Ipsos Survey indicates strong client support for ad-funded business model

Gai Le Roy, CEO of IAB Australia

Ipsos released its Digital Data Exchange report (The Consumer View report) for publishers, agencies, and marketers at IAB Australia’s MeasureUp conference. 

87% of Australians said they were supportive of online content and service providers making their money from advertising where access to content remains free for consumers.   

However, according to Ipsos’ Consumer View Report, 70% of the survey respondents were wildly ignorant of how online content providers generate their money.

The Report provides robust local data to quantify the understanding that Australians have in relation to both the funding of their digital media and services and the data value exchange. 

It was released to help publishers, agencies and marketers understand what is required to communicate clearly and run their data collection operations transparently.

The information presented by Ipsos helps the interested parties to build trust, while also helping to educate audiences about the myriad of digital news, entertainment, information, and services that the $14.5B local digital advertising industry funds.

Transparency and control were key themes in the Report

81% of consumers stated they want more control and choice over the collection and use of their personal information, and 46% stated they wanted companies to stop sharing their information with third parties without consent as a high priority. 

The report noted that the most important levers for making consumers more comfortable about sharing their data included being more upfront with how the data collected will be used (47%) and collecting only the data that is needed (46%). 

Unsurprisingly, consumers also comfortably shared their data with brands they trust.

Gai Le Roy, CEO of IAB Australia stated that while it is great news that consumers are supportive of an ad-funded model, this study suggests the industry has some work to do. 

“Trust with a digital brand, including openness to provide data, goes well beyond reading consent notices and extends across all their interactions with the brand online and offline.” 

“In order to ensure that the strength and sustainability of the industry, the involved parties need to build on these existing levels of trust, and respect consumer’s preferences for more transparency and more control in relation to how their data is used.”  

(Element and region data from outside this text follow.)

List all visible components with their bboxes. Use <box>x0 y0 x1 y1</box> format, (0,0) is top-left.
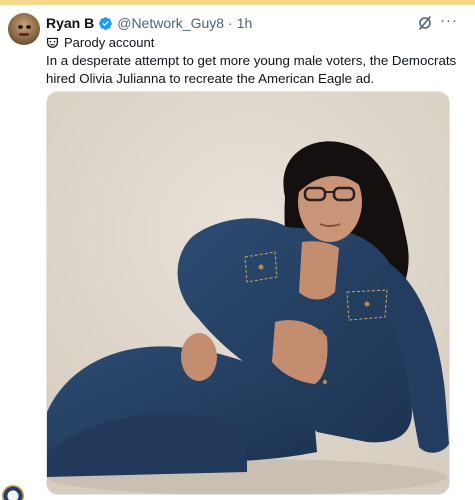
tweet-text: In a desperate attempt to get more young… <box>46 53 457 86</box>
parody-mask-icon <box>47 37 58 48</box>
separator-dot: · <box>228 15 233 31</box>
author-handle[interactable]: @Network_Guy8 <box>117 15 224 31</box>
tweet-media-image[interactable] <box>46 91 450 495</box>
parody-account-label: Parody account <box>46 34 154 50</box>
parody-label-text: Parody account <box>64 34 155 50</box>
more-options-icon[interactable]: ··· <box>440 13 458 29</box>
seal-logo-icon <box>2 485 24 500</box>
tweet[interactable]: Ryan B @Network_Guy8 · 1h ··· Parody acc… <box>0 5 475 500</box>
tweet-header: Ryan B @Network_Guy8 · 1h <box>46 14 252 32</box>
photo-illustration <box>47 92 449 494</box>
author-avatar[interactable] <box>8 13 40 45</box>
author-name[interactable]: Ryan B <box>46 15 94 31</box>
verified-badge-icon <box>99 16 113 30</box>
tweet-timestamp[interactable]: 1h <box>237 15 253 31</box>
grok-icon[interactable] <box>417 15 433 31</box>
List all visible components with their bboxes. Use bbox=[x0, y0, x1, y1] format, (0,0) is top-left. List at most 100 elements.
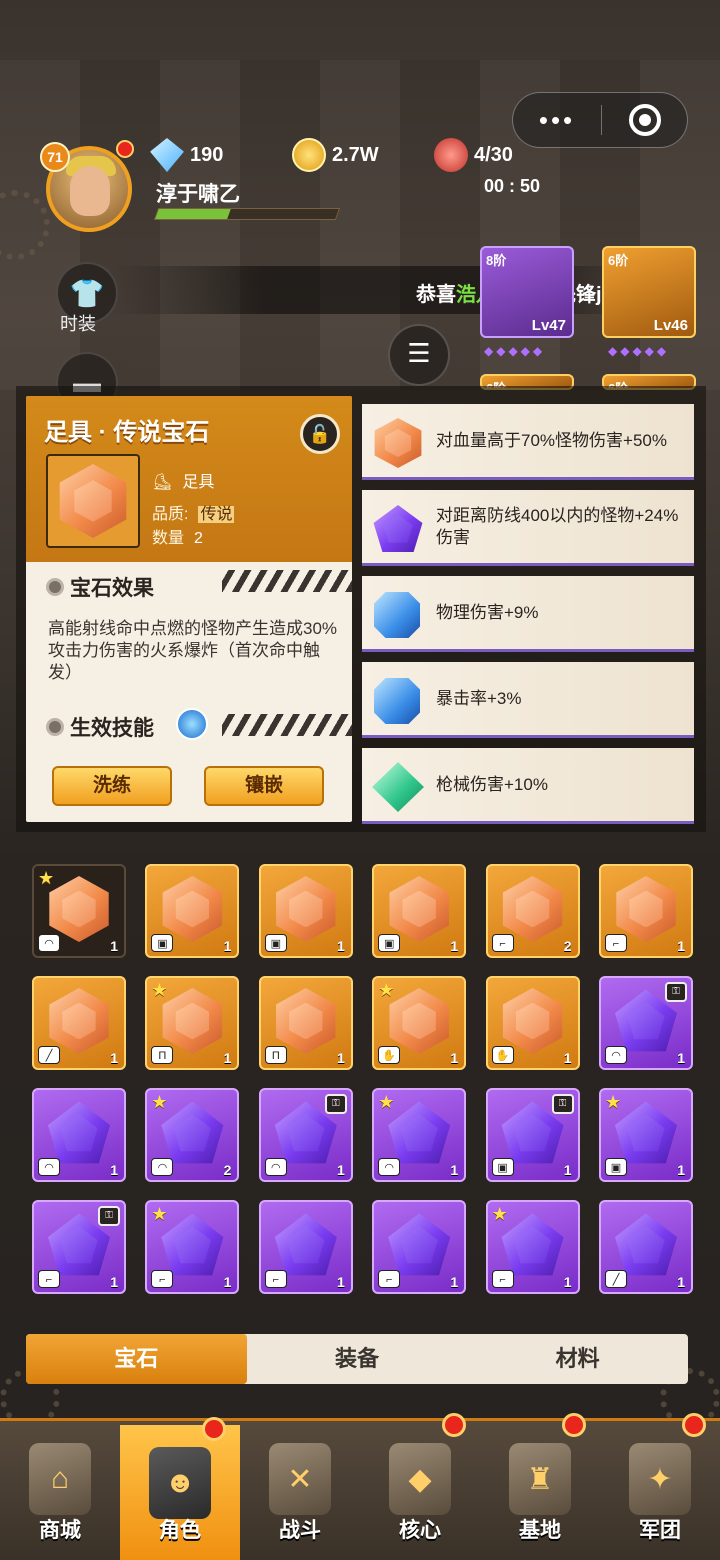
gem-slot-cell[interactable]: ⌐ 1 bbox=[599, 864, 693, 958]
gem-slot-cell[interactable]: ★ ▣ 1 bbox=[599, 1088, 693, 1182]
armor-icon: ▣ bbox=[605, 1158, 627, 1176]
gem-detail-panel: 足具 · 传说宝石 🔓 ⛸ 足具 品质: 传说 数量 2 宝石效果 高能射线命中点燃的… bbox=[26, 396, 352, 822]
diamond-stat[interactable]: 190 bbox=[150, 138, 223, 172]
star-icon: ★ bbox=[151, 1204, 168, 1224]
gem-slot-cell[interactable]: ╱ 1 bbox=[599, 1200, 693, 1294]
gem-slot-cell[interactable]: Π1 bbox=[258, 976, 353, 1070]
miniprogram-capsule: ••• bbox=[512, 92, 688, 148]
equipment-card[interactable]: 8阶 Lv47 bbox=[480, 246, 574, 338]
gem-count: 1 bbox=[677, 938, 685, 954]
gem-menu-button[interactable]: ☰ bbox=[388, 324, 450, 386]
gem-slot-cell[interactable]: ★ ◠ 1 bbox=[32, 864, 126, 958]
tab-gem[interactable]: 宝石 bbox=[26, 1334, 247, 1384]
armor-icon: ▣ bbox=[151, 934, 174, 952]
skill-icon[interactable] bbox=[176, 708, 208, 740]
equipment-socket-diamonds: ◆◆◆◆◆ bbox=[608, 344, 670, 358]
lock-icon: ⚿ bbox=[324, 1094, 347, 1114]
tab-material[interactable]: 材料 bbox=[467, 1334, 688, 1384]
avatar-notification-dot bbox=[116, 140, 134, 158]
gem-count: 1 bbox=[337, 1162, 345, 1178]
equipment-card[interactable]: 6阶 Lv46 bbox=[602, 246, 696, 338]
gem-slot-cell[interactable]: ✋ 1 bbox=[485, 976, 580, 1070]
notification-dot bbox=[202, 1417, 226, 1441]
gem-count: 1 bbox=[450, 938, 459, 954]
refine-button[interactable]: 洗练 bbox=[52, 766, 172, 806]
gem-slot-cell[interactable]: ╱ 1 bbox=[32, 976, 126, 1070]
gem-slot-cell[interactable]: ★ ⌐ 1 bbox=[145, 1200, 240, 1294]
boot-icon: ⛸ bbox=[152, 474, 173, 491]
tab-equipment[interactable]: 装备 bbox=[247, 1334, 468, 1384]
gem-slot-cell[interactable]: ★ ⌐ 1 bbox=[485, 1200, 580, 1294]
notification-dot bbox=[682, 1413, 706, 1437]
stamina-stat[interactable]: 4/30 bbox=[434, 138, 513, 172]
gem-slot-cell[interactable]: ★ ✋ 1 bbox=[372, 976, 467, 1070]
gem-count: 1 bbox=[450, 1162, 459, 1178]
lock-toggle-button[interactable]: 🔓 bbox=[300, 414, 340, 454]
orange-gem-icon bbox=[49, 988, 109, 1054]
gem-count: 1 bbox=[337, 938, 345, 954]
nav-legion[interactable]: ✦ 军团 bbox=[600, 1413, 720, 1560]
gem-slot-cell[interactable]: ⌐ 2 bbox=[485, 864, 580, 958]
gem-slot-cell[interactable]: ⚿ ⌐ 1 bbox=[32, 1200, 126, 1294]
gem-count: 1 bbox=[677, 1050, 685, 1066]
orange-gem-icon bbox=[276, 988, 336, 1054]
gem-slot-cell[interactable]: ⌐ 1 bbox=[372, 1200, 467, 1294]
xp-bar-fill bbox=[155, 209, 231, 219]
gem-slot-cell[interactable]: ★ ◠ 1 bbox=[372, 1088, 467, 1182]
attribute-row: 暴击率+3% bbox=[362, 662, 694, 738]
capsule-divider bbox=[601, 105, 602, 135]
attribute-row: 枪械伤害+10% bbox=[362, 748, 694, 824]
hatch-decoration bbox=[222, 570, 352, 592]
attribute-row: 对距离防线400以内的怪物+24%伤害 bbox=[362, 490, 694, 566]
nav-core-label: 核心 bbox=[399, 1519, 441, 1542]
avatar-face bbox=[70, 166, 110, 216]
gem-slot-row: ⛸ 足具 bbox=[152, 468, 214, 492]
stamina-timer: 00 : 50 bbox=[484, 176, 541, 196]
purple-gem-icon bbox=[373, 505, 423, 552]
attribute-row: 物理伤害+9% bbox=[362, 576, 694, 652]
blue-gem-icon bbox=[374, 592, 420, 638]
close-miniprogram-icon[interactable] bbox=[629, 104, 661, 136]
boots-icon: ⌐ bbox=[491, 934, 514, 952]
coin-count: 2.7W bbox=[332, 143, 379, 166]
pants-icon: Π bbox=[151, 1046, 174, 1064]
gem-count: 1 bbox=[110, 1050, 118, 1066]
more-menu-button[interactable]: ••• bbox=[513, 92, 601, 148]
gem-slot-cell[interactable]: ▣ 1 bbox=[258, 864, 353, 958]
nav-character[interactable]: ☻ 角色 bbox=[120, 1417, 240, 1560]
gem-count: 1 bbox=[563, 1050, 572, 1066]
shirt-icon: 👕 bbox=[69, 277, 105, 309]
gem-slot-cell[interactable]: ★ Π 1 bbox=[145, 976, 240, 1070]
unlock-icon: 🔓 bbox=[308, 424, 332, 444]
section-bullet-icon bbox=[46, 578, 64, 596]
helmet-icon: ◠ bbox=[378, 1158, 401, 1176]
player-level-badge: 71 bbox=[40, 142, 70, 172]
orange-gem-icon bbox=[49, 876, 109, 942]
coin-stat[interactable]: 2.7W bbox=[292, 138, 379, 172]
gem-slot-cell[interactable]: ▣ 1 bbox=[372, 864, 467, 958]
purple-gem-icon bbox=[501, 1213, 564, 1276]
gem-count: 1 bbox=[677, 1274, 685, 1290]
boots-icon: ⌐ bbox=[151, 1270, 174, 1288]
stamina-count: 4/30 bbox=[474, 143, 513, 166]
gem-slot-cell[interactable]: ⚿ ◠ 1 bbox=[258, 1088, 353, 1182]
inventory-tabs: 宝石 装备 材料 bbox=[26, 1334, 688, 1384]
star-icon: ★ bbox=[491, 1204, 508, 1224]
gem-slot-cell[interactable]: ★ ◠ 2 bbox=[145, 1088, 240, 1182]
gem-slot-cell[interactable]: ⌐ 1 bbox=[258, 1200, 353, 1294]
nav-shop[interactable]: ⌂ 商城 bbox=[0, 1421, 120, 1560]
attribute-text: 暴击率+3% bbox=[436, 688, 522, 708]
effect-heading: 宝石效果 bbox=[46, 572, 154, 602]
nav-base[interactable]: ♜ 基地 bbox=[480, 1413, 600, 1560]
gem-slot-cell[interactable]: ⚿ ◠ 1 bbox=[599, 976, 693, 1070]
gem-count: 1 bbox=[223, 1050, 232, 1066]
inlay-button[interactable]: 镶嵌 bbox=[204, 766, 324, 806]
orange-gem-icon bbox=[616, 876, 676, 942]
gem-slot-cell[interactable]: ◠ 1 bbox=[32, 1088, 126, 1182]
nav-battle[interactable]: ✕ 战斗 bbox=[240, 1421, 360, 1560]
nav-core[interactable]: ◆ 核心 bbox=[360, 1413, 480, 1560]
gem-count: 1 bbox=[110, 1162, 118, 1178]
gem-slot-cell[interactable]: ▣ 1 bbox=[145, 864, 240, 958]
legion-shield-icon: ✦ bbox=[629, 1443, 691, 1515]
gem-slot-cell[interactable]: ⚿ ▣ 1 bbox=[485, 1088, 580, 1182]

Some of the other Key findings included

The report also indicated that 35% of people preferred (at least sometimes) not to deal with an organization especially when they had concerns regarding their data privacy.

Transparency on data collected and how it is used is the key driver to a high level of trust in providing personal information (43%), however, sound corporate values (such as having a good corporate reputation, 40% and being ethical 39%) are nearly equally key trust drivers. 

Trust is top of mind when consumers are faced with consent notices.

When presented with pop-up messages on websites about that content provider using cookies and requesting consent to track their activity, 63% of consumers evaluate these before deciding to accept or not, trust in the brand is a major factor in their considerations

38% are happy sharing their purchase history with a brand online, 34% feel comfortable sharing browsing histories and 38% personal details such as email, phone, or address. 

While nearly all Australians think the privacy of their data is vital when selecting digital services only 3 in 10 people feel their understanding of privacy rights is of a high standard.

Ultimately 8 in 10 people want more control and choice over the collection of their personal information, while 69% care about their data privacy but don’t know what to do about it. 

The Consumer View report is based on consumer attitudes to data collection and privacy from a representative survey of 1,000 Australian adults conducted in October 2021.